Back in January our Guild was presented with a challenge that was due at the June meeting. It was billed as the “Idiom” challenge and the rules said to make a 24×36 inch quilt that represented an idiom. The quilt could not have borders and must have a recognizable amount of black and white fabric.
My initial thought was that I didn’t want to do the challenge because I could only think of “cutesy” ideas and didn’t want to make that big of a quilt that would never hang on my walls. So, I pretty much forgot about it!!
Then, back in February I was having lunch with my “Creative Group” and we were talking about how bad the winter weather had been. One of the members showed a photo that her son had taken to prove just how much snow had fallen at his house. When I saw the photo, I saw a single tree trunk in the middle of a snow drift with a horizon line and a forest of trees in the background. When I asked the woman to share the photo, this is what I received……
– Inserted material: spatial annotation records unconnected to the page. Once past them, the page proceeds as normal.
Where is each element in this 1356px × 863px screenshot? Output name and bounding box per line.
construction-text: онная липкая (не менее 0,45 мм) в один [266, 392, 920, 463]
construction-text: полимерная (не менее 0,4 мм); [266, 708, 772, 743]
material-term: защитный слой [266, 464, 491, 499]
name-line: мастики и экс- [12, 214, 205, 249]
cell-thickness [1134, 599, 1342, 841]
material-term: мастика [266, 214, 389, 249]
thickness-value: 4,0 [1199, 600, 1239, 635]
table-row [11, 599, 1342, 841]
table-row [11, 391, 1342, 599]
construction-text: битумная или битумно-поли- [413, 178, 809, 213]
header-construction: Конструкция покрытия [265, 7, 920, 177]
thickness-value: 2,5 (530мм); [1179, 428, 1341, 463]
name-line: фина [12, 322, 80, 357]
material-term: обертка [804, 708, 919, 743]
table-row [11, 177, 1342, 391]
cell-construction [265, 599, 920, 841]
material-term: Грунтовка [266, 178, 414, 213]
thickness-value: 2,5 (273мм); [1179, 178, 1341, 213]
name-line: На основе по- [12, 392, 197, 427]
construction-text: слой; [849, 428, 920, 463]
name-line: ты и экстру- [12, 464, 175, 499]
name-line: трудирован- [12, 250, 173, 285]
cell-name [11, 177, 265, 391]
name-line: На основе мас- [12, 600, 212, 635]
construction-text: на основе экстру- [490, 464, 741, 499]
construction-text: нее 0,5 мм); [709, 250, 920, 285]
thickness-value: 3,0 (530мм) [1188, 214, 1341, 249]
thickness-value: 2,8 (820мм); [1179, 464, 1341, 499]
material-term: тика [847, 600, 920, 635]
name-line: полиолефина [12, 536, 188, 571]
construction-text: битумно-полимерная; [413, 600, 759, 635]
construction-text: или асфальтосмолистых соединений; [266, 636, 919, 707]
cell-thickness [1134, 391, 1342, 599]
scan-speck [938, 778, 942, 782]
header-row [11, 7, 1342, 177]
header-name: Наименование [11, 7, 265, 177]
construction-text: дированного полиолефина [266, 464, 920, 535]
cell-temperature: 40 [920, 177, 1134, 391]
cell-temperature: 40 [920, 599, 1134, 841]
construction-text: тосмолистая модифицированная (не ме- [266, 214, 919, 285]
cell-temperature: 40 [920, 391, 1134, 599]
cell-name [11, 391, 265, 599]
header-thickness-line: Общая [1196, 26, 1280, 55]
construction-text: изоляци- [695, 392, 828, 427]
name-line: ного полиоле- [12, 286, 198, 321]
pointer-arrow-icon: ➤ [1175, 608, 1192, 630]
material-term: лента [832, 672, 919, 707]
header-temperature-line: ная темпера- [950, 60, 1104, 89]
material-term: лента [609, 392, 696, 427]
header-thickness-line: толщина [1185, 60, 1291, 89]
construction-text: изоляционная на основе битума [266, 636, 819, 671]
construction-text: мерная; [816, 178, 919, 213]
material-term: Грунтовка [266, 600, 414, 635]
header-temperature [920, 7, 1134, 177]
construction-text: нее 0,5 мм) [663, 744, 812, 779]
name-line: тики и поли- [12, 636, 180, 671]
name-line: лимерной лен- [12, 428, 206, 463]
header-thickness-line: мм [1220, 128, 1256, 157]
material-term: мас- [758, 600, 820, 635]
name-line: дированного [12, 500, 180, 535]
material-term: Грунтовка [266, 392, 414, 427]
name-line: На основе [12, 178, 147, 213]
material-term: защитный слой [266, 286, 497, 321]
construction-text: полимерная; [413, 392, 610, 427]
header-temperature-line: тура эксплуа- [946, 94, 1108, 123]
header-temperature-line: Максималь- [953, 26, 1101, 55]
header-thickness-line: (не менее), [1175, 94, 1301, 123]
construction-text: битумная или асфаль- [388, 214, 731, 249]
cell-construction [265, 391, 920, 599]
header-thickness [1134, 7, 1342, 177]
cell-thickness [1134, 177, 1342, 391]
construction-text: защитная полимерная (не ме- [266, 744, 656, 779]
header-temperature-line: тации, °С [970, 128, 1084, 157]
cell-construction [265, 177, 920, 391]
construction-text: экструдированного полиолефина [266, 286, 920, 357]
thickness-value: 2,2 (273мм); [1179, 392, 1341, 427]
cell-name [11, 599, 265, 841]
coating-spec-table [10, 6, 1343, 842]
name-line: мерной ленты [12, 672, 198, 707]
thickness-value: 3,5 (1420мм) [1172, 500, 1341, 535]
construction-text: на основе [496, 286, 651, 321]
…..a yardstick stuck into the snow on a table and something in the background….probably the back of a deck chair. Yikes, is this really the photo that inspired me!!!
That evening, as I was playing around with the photo and thinking about the size of the quilt, I realized that it could EASILY be turned into a 24×36 inch quilt which would fit the challenge rules. But, I still needed an idiom…. so I hopped on the internet and Googled “idioms and snow” and up popped “SNOWED UNDER”….the PERFECT name for this planned quilt!!!
I started on the quilt top by marking a 24 x 36 inch onto my design wall and laying out the possible fabrics…..
The next task was to “free-piece” the snow background. This particular section started out by piecing a nine patch…..
….and continuing to add pieced segments until I got it to the size that I wanted……
…..and then added it to the other sections already on the wall……
After I had the snow bank pieced, and as I was trying to decide what to do with the background trees, I looked thru some photos that I had saved as inspirations and decided that, like this photo, there needed to be some tree shadows…..
I briefly thought about painting the shadows but then remembered a banner that I had photographed in Scotland where netting was used to provide shadows on buildings…..
I grabbed the only netting that I had in the house (purple) and placed a temporary shadowI immediately liked how it looked!!
Now it was time to start quilting, so I did some sample quilting (with a pen) to see which I liked best…..
I picked the middle one and drew one blue line to use as a guide for the echo quilting, and off I went!!
While outlining the tree, I accidently hopped off the white and onto the tree trunk, leaving a VERY noticeable line. Now I could have taken the stitching out but instead decided to cover the white line with a dab of from a brown Fabrico Marker.
Unfortunately the next thing that I did was to pull out my spray bottle and liberally spray the blue line to remove the mark, AND, you guessed it…..the brown marker hadn’t dried yet and it bled onto the white fabric…..
It wasn’t much but was enough to ruin the piece and I was horrified!! As I finished quilting the trees, I tried to think of ways to fix the bleed mark and had basically decided that I would need to take out some of the quilting and applique another piece of white fabric over it….SIGH….so much work!!!
But then I had the wonderful thought…..I wonder if I could paint over it?????
So a dab of paint on a dry brush…..
…. and the crisis was averted!!!!
I am extremely happy with the quilt and had a marvelous time working on it…..
…..definitely a win-win!!!
4 thoughts on “Feeling “Snowed Under””
It’s an awesome quilt all around, but your killer improv piecing is my favorite part.
You just never know when or where inspiration will strike. So happy that you are back to blogging. I've missed you!
This is an amazing project. I just luv it! Reading a book that asked what tool from your tool box does one take when one goes out and about. I thought imagination was a good tool and you have sure used yours!!!
Great result. It is always surprising to see where inspiration comes from. I always enjoy the way you solve your problems. Well done on a great finish.